Ayers explained that there are companies — unicorns included — that will come to the realization that their $10 million or $20 million of annual recurring revenue was not worth a billion-dollar valuation. This will lead them to take a down round or look to strategic acquirers to get stock in a company so that it could be worth that valuation.
Socure’s line of credit results from the company being in a position where it is not waiting for a new round and can show it is one of the few companies that can build a robust platform, Ayers added.
Not only does the line of credit strengthen Socure’s balance sheet, but where Ayers references being “offensive,” he is referring to the ability to make acquisitions and break into new markets.
Teamed up with Berbix – Socure Spurs Mutual Advancements
Socure announced on June 2023 that it has acquired Berbix, a San Francisco-based startup that developed a high-accuracy document verification solution with a patent-pending forensics engine able to detect spoofed IDs – including AI-generated fakes – which are visually indistinguishable to the human eye. The approximately $70 million cash and stock transaction marks Socure’s first acquisition.
Socure has already integrated Berbix’s technology into its own to launch its Predictive Document Verification (DocV) 3.0 solution.
The new tool combines Berbix’s forensics engine and data extraction with Socure’s image capture app. The company has found that DocV 3.0 has been able to increase first-attempt auto approvals of good consumers by 26% and increase fraudulent document capture by 27%.
Socure Founder and CEO Johnny Ayers pushes back in the announcement against the perception that all document verification software offers the same performance. He says the company’s internal testing with several vendors shows quite the opposite.

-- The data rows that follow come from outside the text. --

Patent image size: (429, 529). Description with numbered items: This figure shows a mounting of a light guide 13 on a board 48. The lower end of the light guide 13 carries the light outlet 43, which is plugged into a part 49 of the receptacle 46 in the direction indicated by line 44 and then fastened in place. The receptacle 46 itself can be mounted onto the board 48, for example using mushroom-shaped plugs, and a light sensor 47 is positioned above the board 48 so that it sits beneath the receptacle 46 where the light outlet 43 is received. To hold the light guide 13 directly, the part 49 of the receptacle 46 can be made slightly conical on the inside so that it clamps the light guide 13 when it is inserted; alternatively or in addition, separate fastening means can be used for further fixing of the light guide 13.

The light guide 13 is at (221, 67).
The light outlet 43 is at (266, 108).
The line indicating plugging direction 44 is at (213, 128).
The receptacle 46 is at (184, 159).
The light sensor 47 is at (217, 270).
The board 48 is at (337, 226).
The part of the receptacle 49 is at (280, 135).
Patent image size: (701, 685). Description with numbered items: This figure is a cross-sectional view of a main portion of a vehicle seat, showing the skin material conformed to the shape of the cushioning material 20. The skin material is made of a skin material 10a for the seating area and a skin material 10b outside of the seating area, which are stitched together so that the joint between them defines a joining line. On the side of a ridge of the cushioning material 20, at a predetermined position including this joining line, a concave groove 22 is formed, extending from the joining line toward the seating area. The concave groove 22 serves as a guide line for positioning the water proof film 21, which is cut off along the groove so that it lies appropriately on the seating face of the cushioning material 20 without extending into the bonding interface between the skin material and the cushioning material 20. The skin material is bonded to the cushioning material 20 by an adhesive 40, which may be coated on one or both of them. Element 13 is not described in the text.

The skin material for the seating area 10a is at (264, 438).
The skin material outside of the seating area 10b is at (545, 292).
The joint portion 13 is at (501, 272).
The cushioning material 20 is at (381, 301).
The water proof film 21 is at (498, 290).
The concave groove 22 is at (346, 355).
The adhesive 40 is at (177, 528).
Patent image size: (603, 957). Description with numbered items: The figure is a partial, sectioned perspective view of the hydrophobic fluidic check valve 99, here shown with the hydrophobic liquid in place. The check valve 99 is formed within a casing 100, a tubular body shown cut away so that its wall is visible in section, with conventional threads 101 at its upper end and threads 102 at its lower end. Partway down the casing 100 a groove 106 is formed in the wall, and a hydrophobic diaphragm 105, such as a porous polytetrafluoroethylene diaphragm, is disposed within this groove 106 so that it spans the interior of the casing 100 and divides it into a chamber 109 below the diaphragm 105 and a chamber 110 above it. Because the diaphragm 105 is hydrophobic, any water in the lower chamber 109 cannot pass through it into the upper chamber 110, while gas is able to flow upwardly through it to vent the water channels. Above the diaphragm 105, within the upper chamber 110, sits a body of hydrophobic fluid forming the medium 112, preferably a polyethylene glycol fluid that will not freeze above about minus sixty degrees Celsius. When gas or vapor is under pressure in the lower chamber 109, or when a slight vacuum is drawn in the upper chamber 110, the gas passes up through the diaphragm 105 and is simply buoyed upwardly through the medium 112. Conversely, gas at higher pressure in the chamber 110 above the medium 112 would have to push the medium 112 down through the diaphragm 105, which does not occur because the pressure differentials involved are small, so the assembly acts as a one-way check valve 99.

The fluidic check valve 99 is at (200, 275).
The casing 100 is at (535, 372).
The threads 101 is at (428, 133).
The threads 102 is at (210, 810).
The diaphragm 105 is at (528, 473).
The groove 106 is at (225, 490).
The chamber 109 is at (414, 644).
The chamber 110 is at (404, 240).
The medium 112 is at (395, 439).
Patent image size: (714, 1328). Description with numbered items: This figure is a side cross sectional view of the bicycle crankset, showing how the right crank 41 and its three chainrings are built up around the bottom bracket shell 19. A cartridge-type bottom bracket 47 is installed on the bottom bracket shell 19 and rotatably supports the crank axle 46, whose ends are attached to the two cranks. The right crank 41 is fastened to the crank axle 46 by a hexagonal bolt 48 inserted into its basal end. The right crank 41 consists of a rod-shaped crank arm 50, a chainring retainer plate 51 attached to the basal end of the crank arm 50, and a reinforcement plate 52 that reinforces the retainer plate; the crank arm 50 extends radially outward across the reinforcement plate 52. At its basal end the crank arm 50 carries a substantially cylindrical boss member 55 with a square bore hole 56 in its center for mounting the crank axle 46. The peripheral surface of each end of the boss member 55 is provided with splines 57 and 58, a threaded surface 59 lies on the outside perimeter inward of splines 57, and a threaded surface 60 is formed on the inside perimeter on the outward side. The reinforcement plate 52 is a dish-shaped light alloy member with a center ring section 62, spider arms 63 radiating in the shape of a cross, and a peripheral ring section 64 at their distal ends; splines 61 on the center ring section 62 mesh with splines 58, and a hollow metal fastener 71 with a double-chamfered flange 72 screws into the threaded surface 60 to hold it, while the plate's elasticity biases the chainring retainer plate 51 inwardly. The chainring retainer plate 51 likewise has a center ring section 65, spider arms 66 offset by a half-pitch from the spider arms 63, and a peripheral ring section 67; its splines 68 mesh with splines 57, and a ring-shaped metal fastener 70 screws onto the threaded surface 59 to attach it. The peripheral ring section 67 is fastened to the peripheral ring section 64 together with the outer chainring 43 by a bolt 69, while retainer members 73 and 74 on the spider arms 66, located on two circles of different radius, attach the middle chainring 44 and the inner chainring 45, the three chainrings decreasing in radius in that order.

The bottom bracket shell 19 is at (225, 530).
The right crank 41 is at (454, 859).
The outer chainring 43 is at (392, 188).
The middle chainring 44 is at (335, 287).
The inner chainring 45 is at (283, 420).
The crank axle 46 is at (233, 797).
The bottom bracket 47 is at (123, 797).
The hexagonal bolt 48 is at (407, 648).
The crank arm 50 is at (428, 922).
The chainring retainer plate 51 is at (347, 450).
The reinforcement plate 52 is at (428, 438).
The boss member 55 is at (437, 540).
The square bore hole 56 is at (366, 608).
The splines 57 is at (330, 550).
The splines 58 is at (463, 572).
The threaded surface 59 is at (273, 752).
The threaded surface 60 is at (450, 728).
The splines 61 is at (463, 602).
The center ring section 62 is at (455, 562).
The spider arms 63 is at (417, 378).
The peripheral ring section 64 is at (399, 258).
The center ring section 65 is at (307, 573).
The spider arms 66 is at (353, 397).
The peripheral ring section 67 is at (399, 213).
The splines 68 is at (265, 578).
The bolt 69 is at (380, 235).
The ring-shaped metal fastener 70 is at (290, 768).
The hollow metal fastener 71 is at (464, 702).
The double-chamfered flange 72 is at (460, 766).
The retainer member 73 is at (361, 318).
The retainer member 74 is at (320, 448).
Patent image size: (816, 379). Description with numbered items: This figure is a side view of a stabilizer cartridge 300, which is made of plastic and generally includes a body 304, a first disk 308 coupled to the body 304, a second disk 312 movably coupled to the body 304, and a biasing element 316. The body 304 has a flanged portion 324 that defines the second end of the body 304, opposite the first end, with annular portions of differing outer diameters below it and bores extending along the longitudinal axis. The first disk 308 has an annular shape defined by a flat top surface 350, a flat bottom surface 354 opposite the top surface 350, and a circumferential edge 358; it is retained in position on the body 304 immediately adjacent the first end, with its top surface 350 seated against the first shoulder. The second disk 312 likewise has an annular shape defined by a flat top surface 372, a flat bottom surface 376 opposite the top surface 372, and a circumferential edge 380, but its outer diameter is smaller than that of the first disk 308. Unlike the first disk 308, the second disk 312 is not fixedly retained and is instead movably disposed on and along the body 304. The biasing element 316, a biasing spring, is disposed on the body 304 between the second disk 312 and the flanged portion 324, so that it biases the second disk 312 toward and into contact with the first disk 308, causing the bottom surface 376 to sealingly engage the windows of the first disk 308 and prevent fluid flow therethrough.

“In fact, we found endless examples of other vendors in the market providing inaccurate stats that just couldn’t be validated. I don’t blame users for their lack of faith here,” says Ayers.
“Conversely, Berbix was the opposite in our testing. They delivered substantially better results than what was promised with far superior performance in accuracy and speed, which we have been able to pair with our superior user experience and fraud models.”
Berbix was founded in 2018, and CEO and Co-founder Eric Levine will take the role of SVP and head of DocV Product Management with Socure.
“I’m extremely proud of what we built at Berbix to advance state-of-the-art document verification. Moving forward with Socure, we are able to multiply our impact on day one by leveraging our technology with Socure’s substantial customer base, reach, and reputation.” said Levine.
He added, “Combining our independent investments in document verification is yielding stunning results – and we’re just getting started.”
The acquisition of Berbix accelerates Socure’s product roadmap for document verification by more than 18 months, according to the announcement, and opens up new markets and use cases. The company points to telehealth, remote workforce, ride-sharing, high-risk financial services, and restricted product sales among targets.
Socure’s international expansion plans also get a boost with global coverage of ICAO-compliant travel documents like passports and national ID cards. New ID documents can also be added to the company’s library quickly with natural language processing that can learn IDs with changing formats, Socure said.
Berbix’ capabilities can also support NIST IAL2, which is used in government onboarding scenarios. The announcement points to U.S. FTC stats showing a 30 percent year-over-year increase in consumer fraud losses in 2022.